Help! I Want to Give Up on My Fitness Goal
This is a guest post by Paige Johnson (www.learnfit.org)
Things probably started off well with your fitness goal. Perhaps you joined a gym and started working out regularly, or maybe you signed up for a yoga class and have faithfully attended every session for several months. Maybe you’ve committed to a daily jog so that you can prepare for a 5K or started doing crunches and jumping jacks at home. Whatever you’ve been doing has been going great – until now. You’ve hit a slump, and if you ignore the situation, it’s not going to help. Here’s what to do when you’re ready to call it quits on your fitness goal.
Identify the Issue
A temporary slump can become a permanent roadblock if you don’t act quickly. When you find yourself feeling unenthusiastic about your fitness resolution, figure out why you feel that way. Be honest with yourself, and don’t be afraid to dig deep to find out what’s going on with your lack of ambition. Sometimes an absence of ambition stems from a fear of failure, and this is an issue you can work through alone or with the help of a compassionate therapist.
If you’re confident that you can achieve your fitness goal, examine external circumstances that are sabotaging your motivation. Are you pulling long hours at the office to meet the demands of a busy holiday season? Do you have too much on your plate with work, kids, and school? These are all issues you can work through, even if you have to temporarily put your goal on hold.
Develop a Solution
Your work isn’t done after you figure out the reason you want to quit your fitness resolution. You have to develop a course of action to help you get back on track. Developing an actionable plan that’s tailored to your unique needs also helps prevent motivation-thwarting issues from occurring in the future.

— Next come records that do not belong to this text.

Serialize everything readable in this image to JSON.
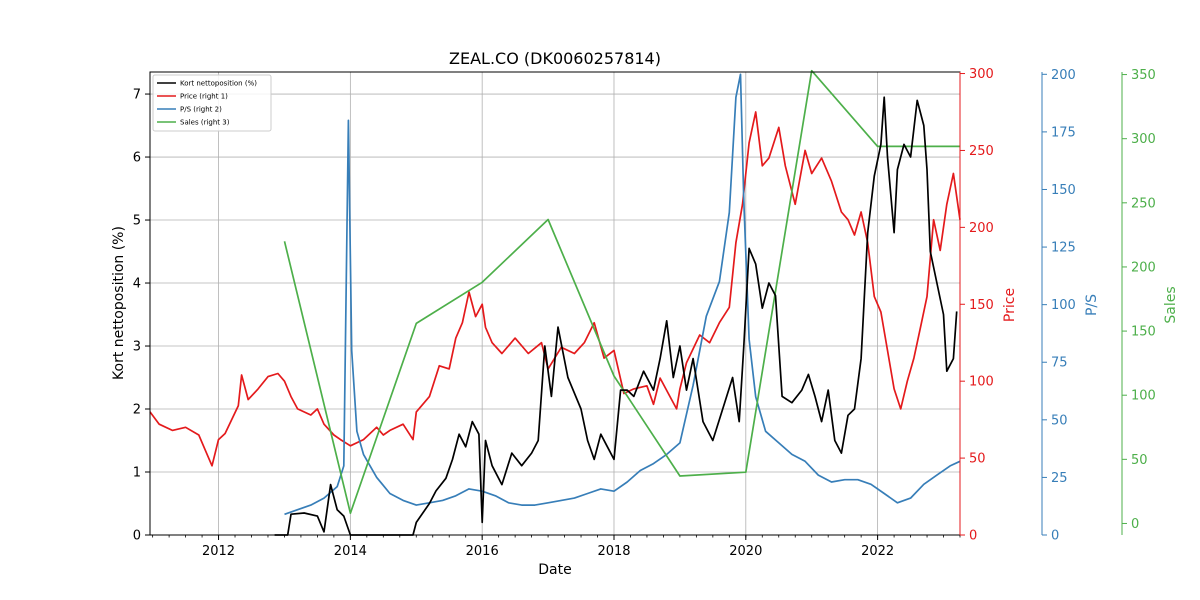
{
  "chart_data": {
    "type": "line",
    "title": "ZEAL.CO (DK0060257814)",
    "xlabel": "Date",
    "x_ticks": [
      "2012",
      "2014",
      "2016",
      "2018",
      "2020",
      "2022"
    ],
    "x_range": [
      2010.96,
      2023.25
    ],
    "grid": true,
    "legend_position": "top-left",
    "axes": {
      "left": {
        "label": "Kort nettoposition (%)",
        "range": [
          0,
          7.35
        ],
        "ticks": [
          0,
          1,
          2,
          3,
          4,
          5,
          6,
          7
        ],
        "color": "#000000"
      },
      "right1": {
        "label": "Price",
        "range": [
          0,
          301
        ],
        "ticks": [
          0,
          50,
          100,
          150,
          200,
          250,
          300
        ],
        "color": "#e41a1c"
      },
      "right2": {
        "label": "P/S",
        "range": [
          0,
          201
        ],
        "ticks": [
          0,
          25,
          50,
          75,
          100,
          125,
          150,
          175,
          200
        ],
        "color": "#377eb8"
      },
      "right3": {
        "label": "Sales",
        "range": [
          -9,
          352
        ],
        "ticks": [
          0,
          50,
          100,
          150,
          200,
          250,
          300,
          350
        ],
        "color": "#4daf4a"
      }
    },
    "series": [
      {
        "name": "Kort nettoposition (%)",
        "axis": "left",
        "color": "#000000",
        "points": [
          [
            2012.85,
            0
          ],
          [
            2013.05,
            0
          ],
          [
            2013.1,
            0.33
          ],
          [
            2013.3,
            0.35
          ],
          [
            2013.5,
            0.3
          ],
          [
            2013.6,
            0.05
          ],
          [
            2013.7,
            0.8
          ],
          [
            2013.8,
            0.4
          ],
          [
            2013.9,
            0.3
          ],
          [
            2014.0,
            0
          ],
          [
            2014.5,
            0
          ],
          [
            2014.95,
            0
          ],
          [
            2015.0,
            0.2
          ],
          [
            2015.2,
            0.5
          ],
          [
            2015.3,
            0.7
          ],
          [
            2015.45,
            0.9
          ],
          [
            2015.55,
            1.2
          ],
          [
            2015.65,
            1.6
          ],
          [
            2015.75,
            1.4
          ],
          [
            2015.85,
            1.8
          ],
          [
            2015.95,
            1.6
          ],
          [
            2016.0,
            0.2
          ],
          [
            2016.05,
            1.5
          ],
          [
            2016.15,
            1.1
          ],
          [
            2016.3,
            0.8
          ],
          [
            2016.45,
            1.3
          ],
          [
            2016.6,
            1.1
          ],
          [
            2016.75,
            1.3
          ],
          [
            2016.85,
            1.5
          ],
          [
            2016.95,
            3.0
          ],
          [
            2017.05,
            2.2
          ],
          [
            2017.15,
            3.3
          ],
          [
            2017.3,
            2.5
          ],
          [
            2017.5,
            2.0
          ],
          [
            2017.6,
            1.5
          ],
          [
            2017.7,
            1.2
          ],
          [
            2017.8,
            1.6
          ],
          [
            2017.9,
            1.4
          ],
          [
            2018.0,
            1.2
          ],
          [
            2018.1,
            2.3
          ],
          [
            2018.2,
            2.3
          ],
          [
            2018.3,
            2.2
          ],
          [
            2018.45,
            2.6
          ],
          [
            2018.6,
            2.3
          ],
          [
            2018.7,
            2.8
          ],
          [
            2018.8,
            3.4
          ],
          [
            2018.9,
            2.5
          ],
          [
            2019.0,
            3.0
          ],
          [
            2019.1,
            2.3
          ],
          [
            2019.2,
            2.8
          ],
          [
            2019.35,
            1.8
          ],
          [
            2019.5,
            1.5
          ],
          [
            2019.65,
            2.0
          ],
          [
            2019.8,
            2.5
          ],
          [
            2019.9,
            1.8
          ],
          [
            2019.97,
            3.0
          ],
          [
            2020.05,
            4.55
          ],
          [
            2020.15,
            4.3
          ],
          [
            2020.25,
            3.6
          ],
          [
            2020.35,
            4.0
          ],
          [
            2020.45,
            3.8
          ],
          [
            2020.55,
            2.2
          ],
          [
            2020.7,
            2.1
          ],
          [
            2020.85,
            2.3
          ],
          [
            2020.95,
            2.55
          ],
          [
            2021.05,
            2.2
          ],
          [
            2021.15,
            1.8
          ],
          [
            2021.25,
            2.3
          ],
          [
            2021.35,
            1.5
          ],
          [
            2021.45,
            1.3
          ],
          [
            2021.55,
            1.9
          ],
          [
            2021.65,
            2.0
          ],
          [
            2021.75,
            2.8
          ],
          [
            2021.85,
            4.8
          ],
          [
            2021.95,
            5.7
          ],
          [
            2022.05,
            6.2
          ],
          [
            2022.1,
            6.95
          ],
          [
            2022.15,
            6.0
          ],
          [
            2022.2,
            5.4
          ],
          [
            2022.25,
            4.8
          ],
          [
            2022.3,
            5.8
          ],
          [
            2022.4,
            6.2
          ],
          [
            2022.5,
            6.0
          ],
          [
            2022.6,
            6.9
          ],
          [
            2022.7,
            6.5
          ],
          [
            2022.75,
            5.8
          ],
          [
            2022.8,
            4.5
          ],
          [
            2022.9,
            4.0
          ],
          [
            2023.0,
            3.5
          ],
          [
            2023.05,
            2.6
          ],
          [
            2023.15,
            2.8
          ],
          [
            2023.2,
            3.55
          ]
        ]
      },
      {
        "name": "Price (right 1)",
        "axis": "right1",
        "color": "#e41a1c",
        "points": [
          [
            2010.96,
            80
          ],
          [
            2011.1,
            72
          ],
          [
            2011.3,
            68
          ],
          [
            2011.5,
            70
          ],
          [
            2011.7,
            65
          ],
          [
            2011.8,
            55
          ],
          [
            2011.9,
            45
          ],
          [
            2012.0,
            62
          ],
          [
            2012.1,
            66
          ],
          [
            2012.2,
            75
          ],
          [
            2012.3,
            84
          ],
          [
            2012.35,
            104
          ],
          [
            2012.45,
            88
          ],
          [
            2012.6,
            95
          ],
          [
            2012.75,
            103
          ],
          [
            2012.9,
            105
          ],
          [
            2013.0,
            100
          ],
          [
            2013.1,
            90
          ],
          [
            2013.2,
            82
          ],
          [
            2013.4,
            78
          ],
          [
            2013.5,
            82
          ],
          [
            2013.6,
            72
          ],
          [
            2013.75,
            65
          ],
          [
            2013.85,
            62
          ],
          [
            2014.0,
            58
          ],
          [
            2014.2,
            62
          ],
          [
            2014.4,
            70
          ],
          [
            2014.5,
            65
          ],
          [
            2014.6,
            68
          ],
          [
            2014.8,
            72
          ],
          [
            2014.95,
            62
          ],
          [
            2015.0,
            80
          ],
          [
            2015.2,
            90
          ],
          [
            2015.35,
            110
          ],
          [
            2015.5,
            108
          ],
          [
            2015.6,
            128
          ],
          [
            2015.7,
            138
          ],
          [
            2015.8,
            158
          ],
          [
            2015.9,
            142
          ],
          [
            2016.0,
            150
          ],
          [
            2016.05,
            135
          ],
          [
            2016.15,
            125
          ],
          [
            2016.3,
            118
          ],
          [
            2016.5,
            128
          ],
          [
            2016.7,
            118
          ],
          [
            2016.9,
            125
          ],
          [
            2017.0,
            108
          ],
          [
            2017.2,
            122
          ],
          [
            2017.4,
            118
          ],
          [
            2017.55,
            125
          ],
          [
            2017.7,
            138
          ],
          [
            2017.85,
            115
          ],
          [
            2018.0,
            120
          ],
          [
            2018.15,
            92
          ],
          [
            2018.3,
            95
          ],
          [
            2018.5,
            97
          ],
          [
            2018.6,
            85
          ],
          [
            2018.7,
            102
          ],
          [
            2018.85,
            90
          ],
          [
            2018.95,
            82
          ],
          [
            2019.0,
            95
          ],
          [
            2019.1,
            112
          ],
          [
            2019.3,
            130
          ],
          [
            2019.45,
            125
          ],
          [
            2019.6,
            138
          ],
          [
            2019.75,
            148
          ],
          [
            2019.85,
            190
          ],
          [
            2019.95,
            215
          ],
          [
            2020.05,
            255
          ],
          [
            2020.15,
            275
          ],
          [
            2020.25,
            240
          ],
          [
            2020.35,
            245
          ],
          [
            2020.5,
            265
          ],
          [
            2020.6,
            240
          ],
          [
            2020.75,
            215
          ],
          [
            2020.9,
            250
          ],
          [
            2021.0,
            235
          ],
          [
            2021.15,
            245
          ],
          [
            2021.3,
            230
          ],
          [
            2021.45,
            210
          ],
          [
            2021.55,
            205
          ],
          [
            2021.65,
            195
          ],
          [
            2021.75,
            210
          ],
          [
            2021.85,
            190
          ],
          [
            2021.95,
            155
          ],
          [
            2022.05,
            145
          ],
          [
            2022.15,
            120
          ],
          [
            2022.25,
            95
          ],
          [
            2022.35,
            82
          ],
          [
            2022.45,
            100
          ],
          [
            2022.55,
            115
          ],
          [
            2022.65,
            135
          ],
          [
            2022.75,
            155
          ],
          [
            2022.85,
            205
          ],
          [
            2022.95,
            185
          ],
          [
            2023.05,
            215
          ],
          [
            2023.15,
            235
          ],
          [
            2023.25,
            205
          ]
        ]
      },
      {
        "name": "P/S (right 2)",
        "axis": "right2",
        "color": "#377eb8",
        "points": [
          [
            2013.0,
            9
          ],
          [
            2013.2,
            11
          ],
          [
            2013.4,
            13
          ],
          [
            2013.6,
            16
          ],
          [
            2013.8,
            21
          ],
          [
            2013.9,
            30
          ],
          [
            2013.97,
            180
          ],
          [
            2014.02,
            80
          ],
          [
            2014.1,
            45
          ],
          [
            2014.2,
            35
          ],
          [
            2014.4,
            25
          ],
          [
            2014.6,
            18
          ],
          [
            2014.8,
            15
          ],
          [
            2015.0,
            13
          ],
          [
            2015.2,
            14
          ],
          [
            2015.4,
            15
          ],
          [
            2015.6,
            17
          ],
          [
            2015.8,
            20
          ],
          [
            2016.0,
            19
          ],
          [
            2016.2,
            17
          ],
          [
            2016.4,
            14
          ],
          [
            2016.6,
            13
          ],
          [
            2016.8,
            13
          ],
          [
            2017.0,
            14
          ],
          [
            2017.2,
            15
          ],
          [
            2017.4,
            16
          ],
          [
            2017.6,
            18
          ],
          [
            2017.8,
            20
          ],
          [
            2018.0,
            19
          ],
          [
            2018.2,
            23
          ],
          [
            2018.4,
            28
          ],
          [
            2018.6,
            31
          ],
          [
            2018.8,
            35
          ],
          [
            2019.0,
            40
          ],
          [
            2019.2,
            65
          ],
          [
            2019.4,
            95
          ],
          [
            2019.6,
            110
          ],
          [
            2019.75,
            140
          ],
          [
            2019.85,
            190
          ],
          [
            2019.92,
            200
          ],
          [
            2019.97,
            145
          ],
          [
            2020.05,
            85
          ],
          [
            2020.15,
            60
          ],
          [
            2020.3,
            45
          ],
          [
            2020.5,
            40
          ],
          [
            2020.7,
            35
          ],
          [
            2020.9,
            32
          ],
          [
            2021.1,
            26
          ],
          [
            2021.3,
            23
          ],
          [
            2021.5,
            24
          ],
          [
            2021.7,
            24
          ],
          [
            2021.9,
            22
          ],
          [
            2022.1,
            18
          ],
          [
            2022.3,
            14
          ],
          [
            2022.5,
            16
          ],
          [
            2022.7,
            22
          ],
          [
            2022.9,
            26
          ],
          [
            2023.1,
            30
          ],
          [
            2023.25,
            32
          ]
        ]
      },
      {
        "name": "Sales (right 3)",
        "axis": "right3",
        "color": "#4daf4a",
        "points": [
          [
            2013.0,
            220
          ],
          [
            2014.0,
            8
          ],
          [
            2015.0,
            156
          ],
          [
            2016.0,
            188
          ],
          [
            2017.0,
            237
          ],
          [
            2018.0,
            115
          ],
          [
            2019.0,
            37
          ],
          [
            2020.0,
            40
          ],
          [
            2021.0,
            353
          ],
          [
            2022.0,
            294
          ],
          [
            2023.25,
            294
          ]
        ]
      }
    ]
  }
}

Start by changing what you can. If you’re exhausted after a long day of work and reducing your workload isn’t an option, create a fitness routine that complements your lifestyle. You may find that it helps to shorten your weekday workouts and squeeze in extra exercise on the weekends, or you may be able to sneak in a midday walk on your lunch break instead of hitting the gym at night.
When dealing with other commitments leaves you exhausted, see if you can delegate some of your responsibilities to friends or family members. If your kids wear you out, keep in mind that exercising regularly may increase your energy levels and help you feel mentally alert. Also, many gyms offer childcare, so you may find that you have enough energy to exercise when you have an hour or two to yourself.
If lack of motivation is an issue, either because you’re exhausted or because you just don’t enjoy working out, try out some different options until you find something you do enjoy. For example, if fitness classes aren’t your thing, then maybe you’ll enjoy doing laps at a local indoor pool. If working out at a gym is too boring or expensive, take your workouts outdoors–go for a hike, run around with your dog at the park, or join a recreational softball team. Once you settle on something you actually look forward to doing, you’ll find that it’s a lot easier to reach and exceed your goals.
Review the Benefits
Exercising offers physical, mental, and emotional benefits. We’ve already mentioned that regular exercise helps boost cognitive function, but it can also:
- Improve your mood by releasing endorphins
- Reduce the risk of developing heart disease
- Increase self confidence
- Shed excess weight
- Tone and strengthen muscles
If you exercise with friends or your significant other, it may help strengthen your relationships because you can bond over your shared commitment to fitness. You may find that you feel happier, not just because of the endorphins, but because you feel good about your physical appearance. Your social life might improve because you’re no longer embarrassed to attend pool parties or take trips to the beach. These are just a few of the numerous benefits associated with physical fitness.
When you feel overwhelmed or unmotivated by your fitness goal, don’t give up on it. If you must, put your plans on pause as you work toward a solution. You can always pick up where you left off when you’re ready.